Maria Luísa é carioca, tem 19 anos e faz faculdade de História. Mas somente quando descobre, ao acaso, o diário de sua avó já falecida, é que Malu começa a entender verdadeiramente o sentido da palavra "História" em sua vida. A protagonista de Tempo das cerejas, de Márcia Maia Conforti, conduz o leitor por uma deliciosa viagem a Portugal, ao contar a história de sua família luso-brasileira. Misturando narrativa em primeira pessoa, passagens em forma de diário, bilhetinhos entre mãe e filha, crônicas e e-mails, o livro lembra uma colorida colcha de retalhos, daquelas bem costuradas, tal qual a usada pela avó de Malu em sua infância.

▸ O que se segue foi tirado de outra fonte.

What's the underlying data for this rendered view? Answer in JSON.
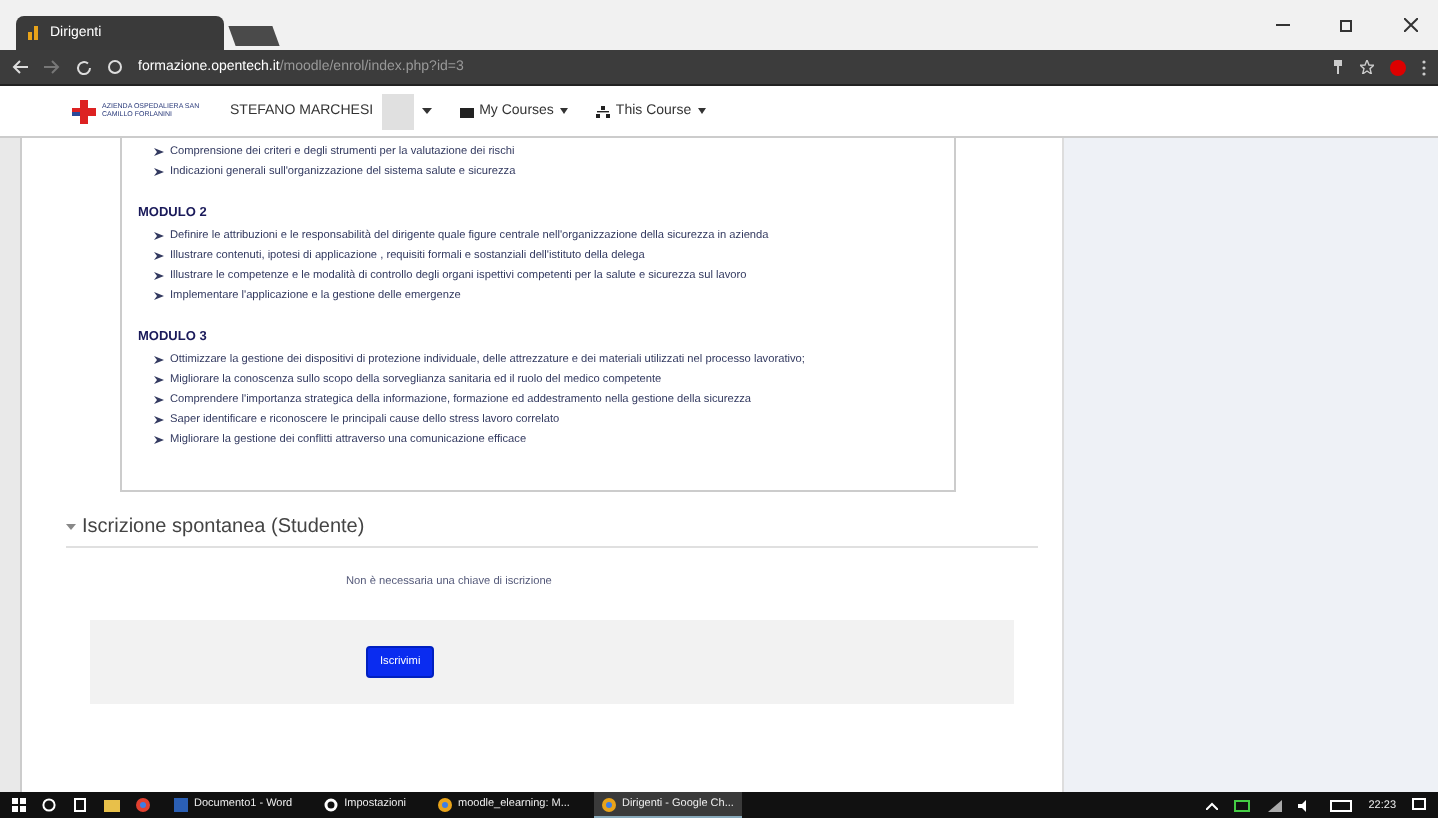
{
  "browser": {
    "tab_title": "Dirigenti",
    "url_host": "formazione.opentech.it",
    "url_path": "/moodle/enrol/index.php?id=3"
  },
  "nav": {
    "logo_text": "AZIENDA OSPEDALIERA SAN CAMILLO FORLANINI",
    "user": "STEFANO MARCHESI",
    "menus": [
      "My Courses",
      "This Course"
    ]
  },
  "modules": [
    {
      "items": [
        "Comprensione dei  criteri e degli strumenti per la valutazione dei rischi",
        "Indicazioni generali sull'organizzazione   del sistema salute e sicurezza"
      ]
    },
    {
      "title": "MODULO 2",
      "items": [
        "Definire le attribuzioni e le responsabilità del dirigente quale figure centrale nell'organizzazione della sicurezza in azienda",
        "Illustrare contenuti, ipotesi di applicazione , requisiti formali e sostanziali dell'istituto della delega",
        "Illustrare le competenze e le modalità di controllo degli organi ispettivi competenti per la salute e sicurezza sul lavoro",
        "Implementare l'applicazione e la gestione delle emergenze"
      ]
    },
    {
      "title": "MODULO 3",
      "items": [
        "Ottimizzare la gestione dei dispositivi di protezione individuale, delle attrezzature e dei materiali utilizzati nel processo lavorativo;",
        "Migliorare la conoscenza sullo scopo della sorveglianza sanitaria ed il ruolo del medico competente",
        "Comprendere l'importanza strategica della informazione, formazione ed addestramento nella gestione della sicurezza",
        "Saper identificare e riconoscere le principali cause dello stress lavoro correlato",
        "Migliorare la gestione dei conflitti attraverso una comunicazione efficace"
      ]
    }
  ],
  "enrol": {
    "heading": "Iscrizione spontanea (Studente)",
    "expanded": true,
    "note": "Non è necessaria una chiave di iscrizione",
    "button": "Iscrivimi"
  },
  "taskbar": {
    "apps": [
      {
        "label": "Documento1 - Word",
        "kind": "word",
        "selected": false
      },
      {
        "label": "Impostazioni",
        "kind": "settings",
        "selected": false
      },
      {
        "label": "moodle_elearning: M...",
        "kind": "chrome",
        "selected": false
      },
      {
        "label": "Dirigenti - Google Ch...",
        "kind": "chrome",
        "selected": true
      }
    ],
    "time": "22:23"
  }
}
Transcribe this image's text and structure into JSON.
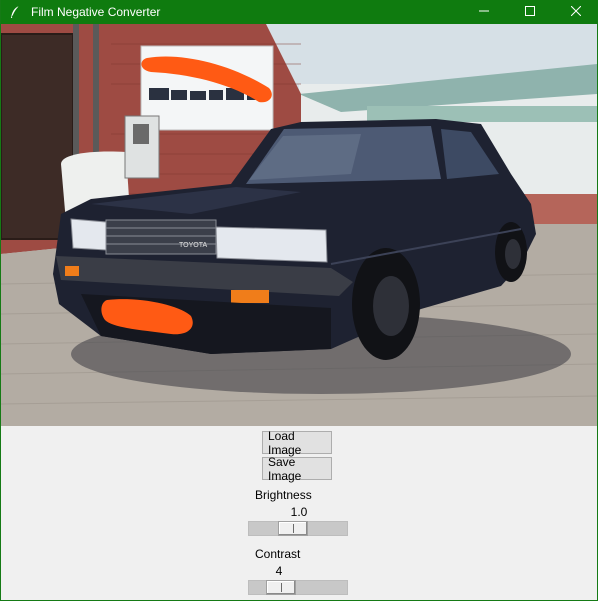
{
  "window": {
    "title": "Film Negative Converter",
    "icon": "feather-icon",
    "controls": [
      "minimize-icon",
      "maximize-icon",
      "close-icon"
    ],
    "title_bar_color": "#0f7b0f"
  },
  "image": {
    "description_icon": "photo-preview",
    "car_badge": "TOYOTA"
  },
  "buttons": {
    "load_label": "Load Image",
    "save_label": "Save Image"
  },
  "brightness": {
    "label": "Brightness",
    "value": "1.0",
    "level": 0.42
  },
  "contrast": {
    "label": "Contrast",
    "value": "4",
    "level": 0.25
  }
}
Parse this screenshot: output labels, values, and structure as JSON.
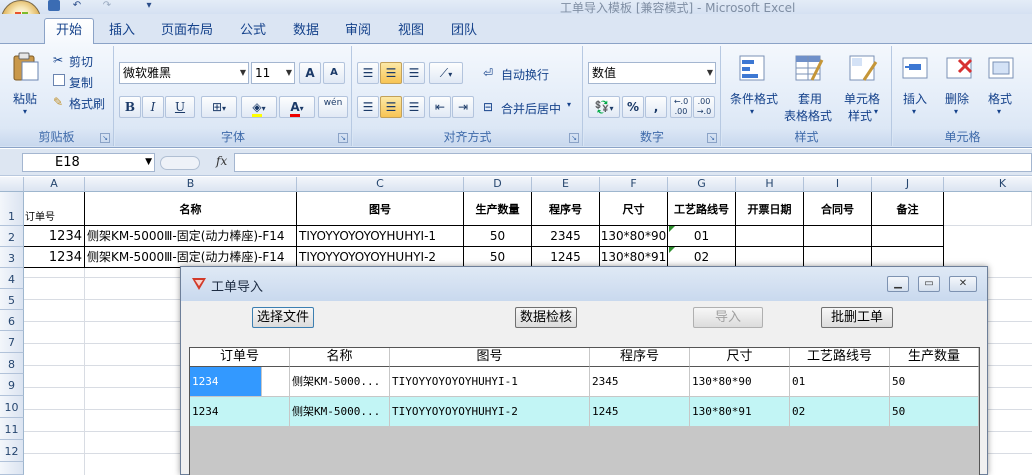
{
  "window": {
    "title": "工单导入模板  [兼容模式] - Microsoft Excel"
  },
  "tabs": [
    "开始",
    "插入",
    "页面布局",
    "公式",
    "数据",
    "审阅",
    "视图",
    "团队"
  ],
  "ribbon": {
    "clipboard": {
      "label": "剪贴板",
      "paste": "粘贴",
      "cut": "剪切",
      "copy": "复制",
      "format_painter": "格式刷"
    },
    "font": {
      "label": "字体",
      "name": "微软雅黑",
      "size": "11",
      "bold": "B",
      "italic": "I",
      "underline": "U",
      "grow": "A",
      "shrink": "A",
      "color_a": "A",
      "phonetic": "wén"
    },
    "alignment": {
      "label": "对齐方式",
      "wrap": "自动换行",
      "merge": "合并后居中"
    },
    "number": {
      "label": "数字",
      "format": "数值",
      "percent": "%",
      "comma": ","
    },
    "styles": {
      "label": "样式",
      "conditional": "条件格式",
      "table_line1": "套用",
      "table_line2": "表格格式",
      "cell_styles_line1": "单元格",
      "cell_styles_line2": "样式"
    },
    "cells": {
      "label": "单元格",
      "insert": "插入",
      "delete": "删除",
      "format": "格式"
    }
  },
  "formula_bar": {
    "name_box": "E18",
    "fx": "fx",
    "value": ""
  },
  "sheet": {
    "columns": [
      "A",
      "B",
      "C",
      "D",
      "E",
      "F",
      "G",
      "H",
      "I",
      "J",
      "K"
    ],
    "rows": [
      "1",
      "2",
      "3",
      "4",
      "5",
      "6",
      "7",
      "8",
      "9",
      "10",
      "11",
      "12"
    ],
    "header_row": [
      "订单号",
      "名称",
      "图号",
      "生产数量",
      "程序号",
      "尺寸",
      "工艺路线号",
      "开票日期",
      "合同号",
      "备注"
    ],
    "data": [
      [
        "1234",
        "侧架KM-5000Ⅲ-固定(动力棒座)-F14",
        "TIYOYYOYOYOYHUHYI-1",
        "50",
        "2345",
        "130*80*90",
        "01",
        "",
        "",
        ""
      ],
      [
        "1234",
        "侧架KM-5000Ⅲ-固定(动力棒座)-F14",
        "TIYOYYOYOYOYHUHYI-2",
        "50",
        "1245",
        "130*80*91",
        "02",
        "",
        "",
        ""
      ]
    ]
  },
  "dialog": {
    "title": "工单导入",
    "buttons": {
      "choose_file": "选择文件",
      "check": "数据检核",
      "import": "导入",
      "batch_delete": "批删工单"
    },
    "grid": {
      "columns": [
        "订单号",
        "名称",
        "图号",
        "程序号",
        "尺寸",
        "工艺路线号",
        "生产数量"
      ],
      "rows": [
        [
          "1234",
          "侧架KM-5000...",
          "TIYOYYOYOYOYHUHYI-1",
          "2345",
          "130*80*90",
          "01",
          "50"
        ],
        [
          "1234",
          "侧架KM-5000...",
          "TIYOYYOYOYOYHUHYI-2",
          "1245",
          "130*80*91",
          "02",
          "50"
        ]
      ]
    }
  },
  "colors": {
    "ribbon_text": "#15428b",
    "selected_cell": "#3399ff",
    "alt_row": "#c2f5f5",
    "dialog_bg": "#f0f0f0"
  }
}
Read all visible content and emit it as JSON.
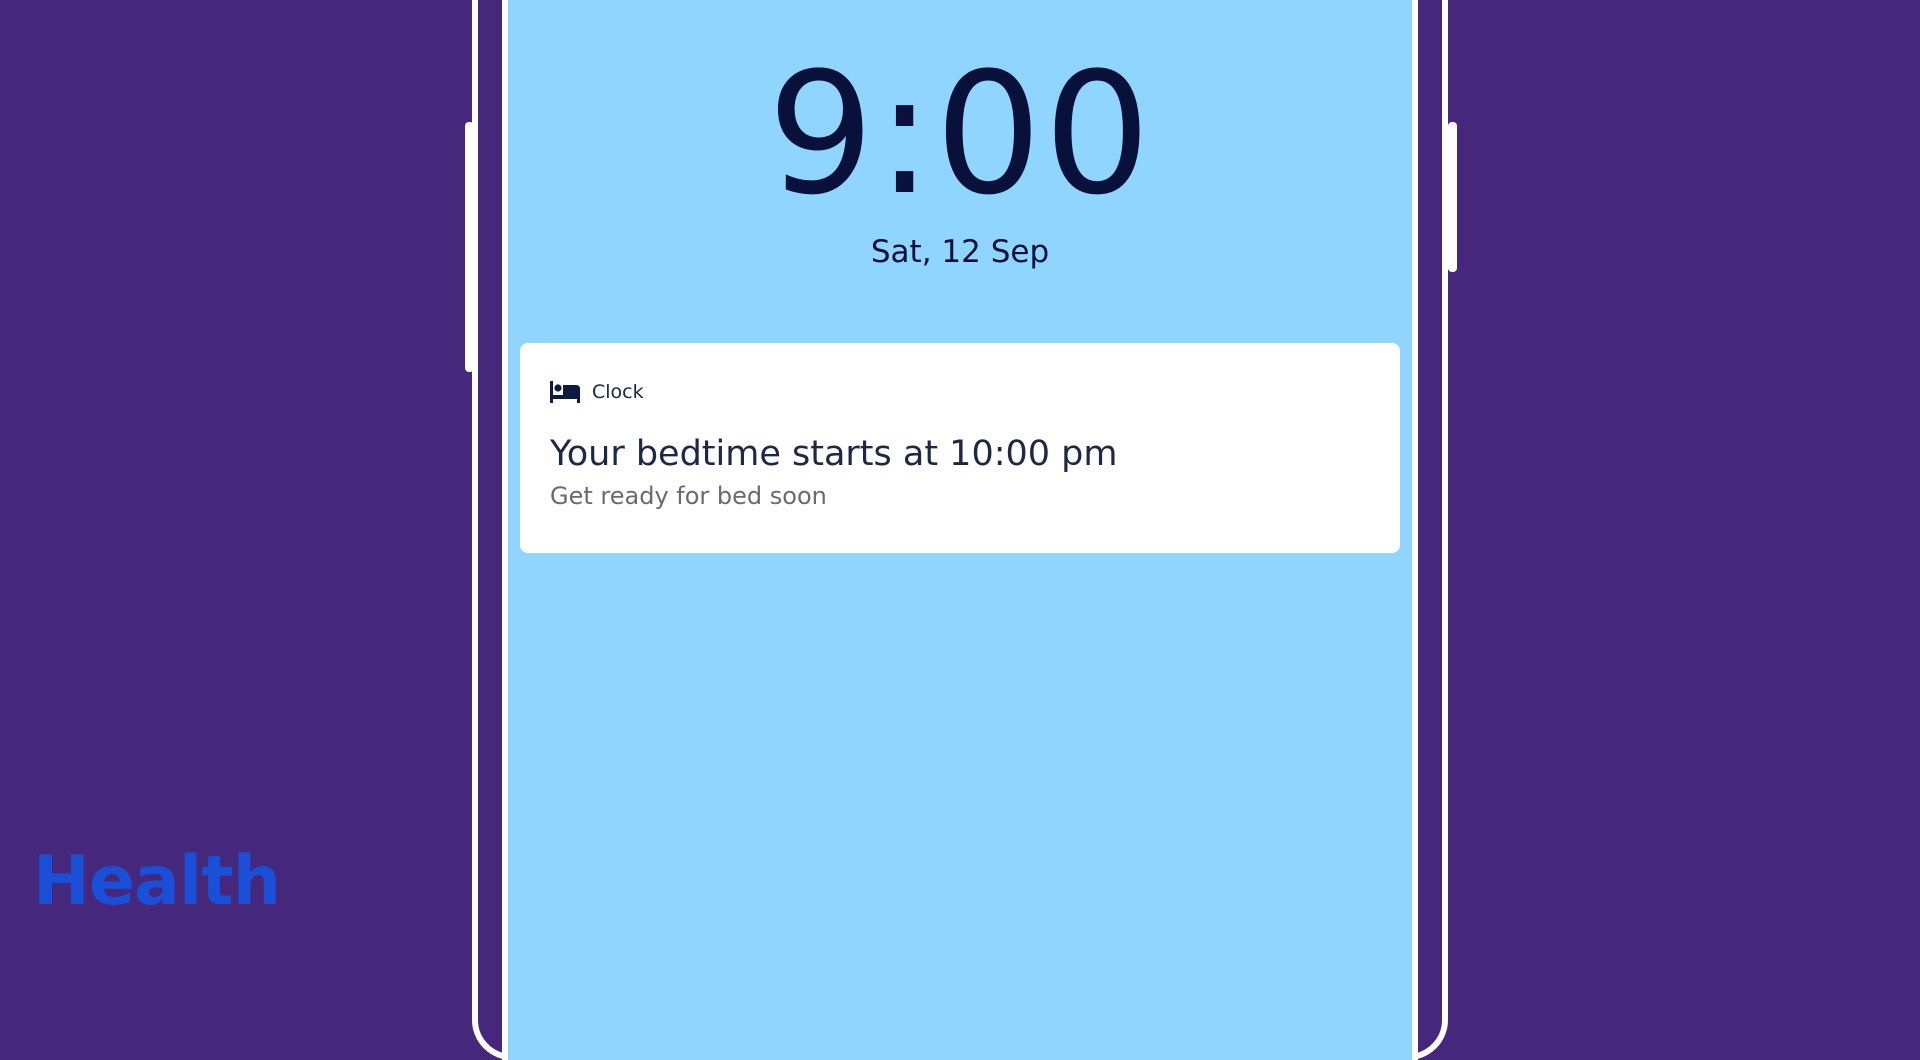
{
  "lockscreen": {
    "time": "9:00",
    "date": "Sat, 12 Sep"
  },
  "notification": {
    "app_name": "Clock",
    "app_icon": "bed-icon",
    "title": "Your bedtime starts at 10:00 pm",
    "text": "Get ready for bed soon"
  },
  "brand": {
    "name": "Health"
  },
  "colors": {
    "background": "#45287c",
    "screen": "#8fd5fe",
    "brand": "#1a4fd8",
    "text_dark": "#07113a"
  }
}
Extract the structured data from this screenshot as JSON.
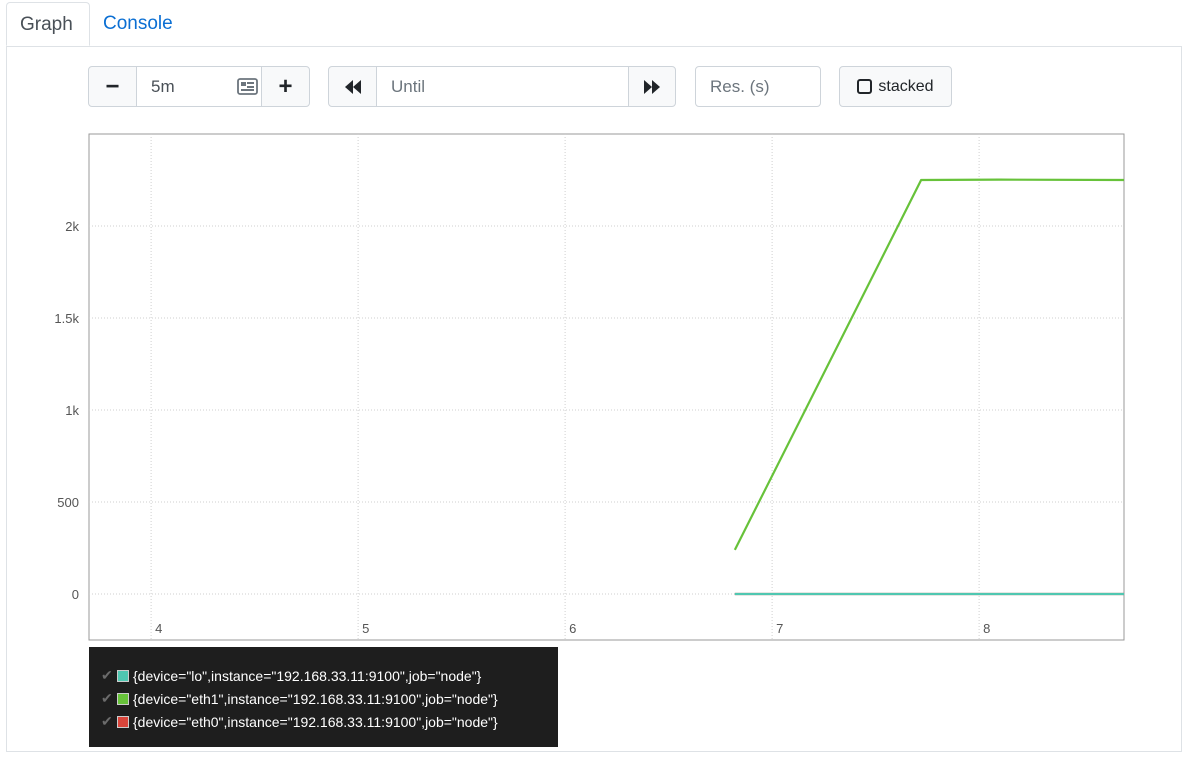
{
  "tabs": [
    {
      "label": "Graph",
      "active": true
    },
    {
      "label": "Console",
      "active": false
    }
  ],
  "controls": {
    "range_minus": "−",
    "range_value": "5m",
    "range_plus": "+",
    "back_icon": "double-left-arrow",
    "until_placeholder": "Until",
    "forward_icon": "double-right-arrow",
    "resolution_placeholder": "Res. (s)",
    "stacked_label": "stacked"
  },
  "chart_data": {
    "type": "line",
    "x_ticks": [
      "4",
      "5",
      "6",
      "7",
      "8"
    ],
    "x_tick_positions": [
      4,
      5,
      6,
      7,
      8
    ],
    "y_ticks": [
      "0",
      "500",
      "1k",
      "1.5k",
      "2k"
    ],
    "y_tick_values": [
      0,
      500,
      1000,
      1500,
      2000
    ],
    "xlim": [
      3.7,
      8.7
    ],
    "ylim": [
      -250,
      2500
    ],
    "grid": true,
    "legend_placement": "bottom-left",
    "series": [
      {
        "name": "{device=\"lo\",instance=\"192.168.33.11:9100\",job=\"node\"}",
        "color": "#4fc7b1",
        "x": [
          6.82,
          8.7
        ],
        "y": [
          0,
          0
        ]
      },
      {
        "name": "{device=\"eth1\",instance=\"192.168.33.11:9100\",job=\"node\"}",
        "color": "#67c23a",
        "x": [
          6.82,
          7.72,
          8.1,
          8.7
        ],
        "y": [
          240,
          2250,
          2252,
          2250
        ]
      },
      {
        "name": "{device=\"eth0\",instance=\"192.168.33.11:9100\",job=\"node\"}",
        "color": "#d9453b",
        "x": [
          6.82,
          8.7
        ],
        "y": [
          0,
          0
        ]
      }
    ]
  }
}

"Nossas camas são cobertas por colchas de retalhos, que minha mãe faz. São dezenas de rodelas de tecido dobradas, que ela chama de rosetas, e costuradas", escrevia Arminda em seu diário, em 25 de setembro de 1930. Já vivendo no Brasil, a menina, então com 15 anos, filha de pais portugueses, resolve passar para o papel um pouco do seu dia-a-dia, as alegrias e dificuldades de um tempo em que tudo parecia mais simples, apesar das privações materiais. Tocada pela morte da tia Florência e mergulhada nas lembranças da avó, Malu dá vazão à sua curiosidade e passa a colher mais informações sobre seus antepassados com a mãe, com quem divide um intenso sentimento de busca de raízes que vai levá-la a cruzar o oceano até as margens do Rio Douro e descobrir um segredo familiar jamais imaginado.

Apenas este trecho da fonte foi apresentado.